Many of you can relate and will insert your personal experiences here in your heart and mind. (As an aside, we certainly should be praying for each other in the body of Christ due to all these circumstances.)

While it’s true our parents had to tend to our bumps and bruises, disappointments, and heartaches, children have to observe and care for them in their serious illnesses, life threatening conditions, and ultimately death. A giving heart is required in these circumstances.

What a blessing it is that God has given us the opportunity to give back to our parents in this manner of servanthood!

Principle Three: Treat the parent-child relationship as sacred.
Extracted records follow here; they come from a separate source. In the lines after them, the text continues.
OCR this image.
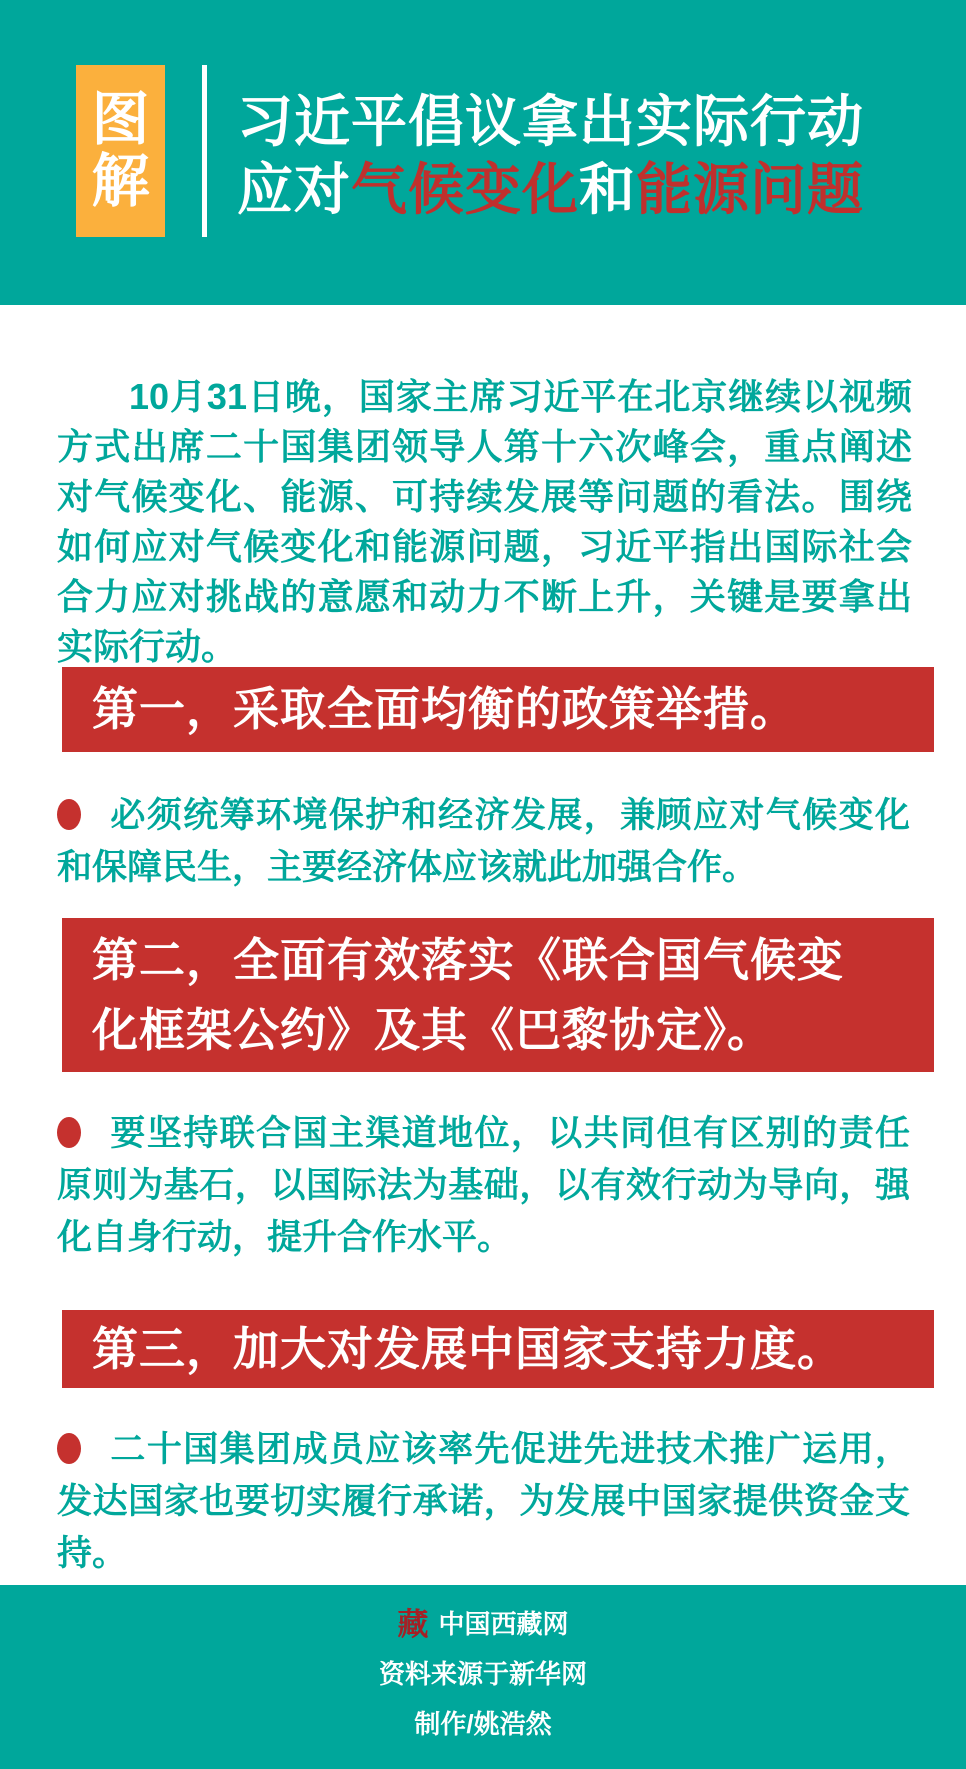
图
解
习近平倡议拿出实际行动
应对气候变化和能源问题

10月31日晚，国家主席习近平在北京继续以视频方式出席二十国集团领导人第十六次峰会，重点阐述对气候变化、能源、可持续发展等问题的看法。围绕如何应对气候变化和能源问题，习近平指出国际社会合力应对挑战的意愿和动力不断上升，关键是要拿出实际行动。

第一，采取全面均衡的政策举措。

必须统筹环境保护和经济发展，兼顾应对气候变化和保障民生，主要经济体应该就此加强合作。

第二，全面有效落实《联合国气候变化框架公约》及其《巴黎协定》。

要坚持联合国主渠道地位，以共同但有区别的责任原则为基石，以国际法为基础，以有效行动为导向，强化自身行动，提升合作水平。

第三，加大对发展中国家支持力度。

二十国集团成员应该率先促进先进技术推广运用，发达国家也要切实履行承诺，为发展中国家提供资金支持。

藏 中国西藏网
资料来源于新华网
制作/姚浩然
Our loving Heavenly Father is Holy, Just, Righteous, and Good. He is Love. While our parents will struggle in their humanity, think of God as parent and how He shares His role with your parents. You will obviously have disagreements, sometimes where you are actually right, but realize that God gave them a position similar to His (wow, that means that those of us who double as parents share in that too!).

While we are sometimes frustrated or even angry with our God, we know He remains our source of strength, life, and salvation. Our parents will also always be our other source of life.

Proverbs 6:20-23: 20 My son, keep your father’s command and do not forsake your mother’s teaching. 21 Bind them always on your heart; fasten them around your neck. 22 When you walk, they will guide you; when you sleep, they will watch over you; when you awake, they will speak to you. 23 For this command is a lamp, this teaching is a light, and correction and instruction are the way to life.

Don Wilton sums everything up beautifully, in an article entitled Honor Your Father and Your Mother, which was in Decision magazine in June 2013. This truly gives a picture of freedom:

The promise of a long life is the promise of God’s lifelong protection, guidance, deliverance, and provision. Surely, there is hardly anything more precious than living in a loving relationship with your parents. In fact, you did not choose your parents. God did. And His design is for you to live your entire life in a continual state of honor and blessing.

*Sadly, society is failing at advancing the faith passed onto them. Millennials are leaving the church at a faster rate than ever before, and are less likely to come back than in the past. Oh yes, there are excuses, mostly about the failures of the church, as if it wasn’t made up of humans. The point is that this is failing mothers and fathers. See 2 Timothy 3:1-4 and consider if it seems familiar:

But know this, that in the last days perilous times will come: For men will be lovers of themselves, lovers of money, boasters, proud, blasphemers, disobedient to parents, unthankful, unholy, unloving, unforgiving, slanderers, without self-control, brutal, despisers of good,traitors, headstrong, haughty, lovers of pleasure rather than lovers of God.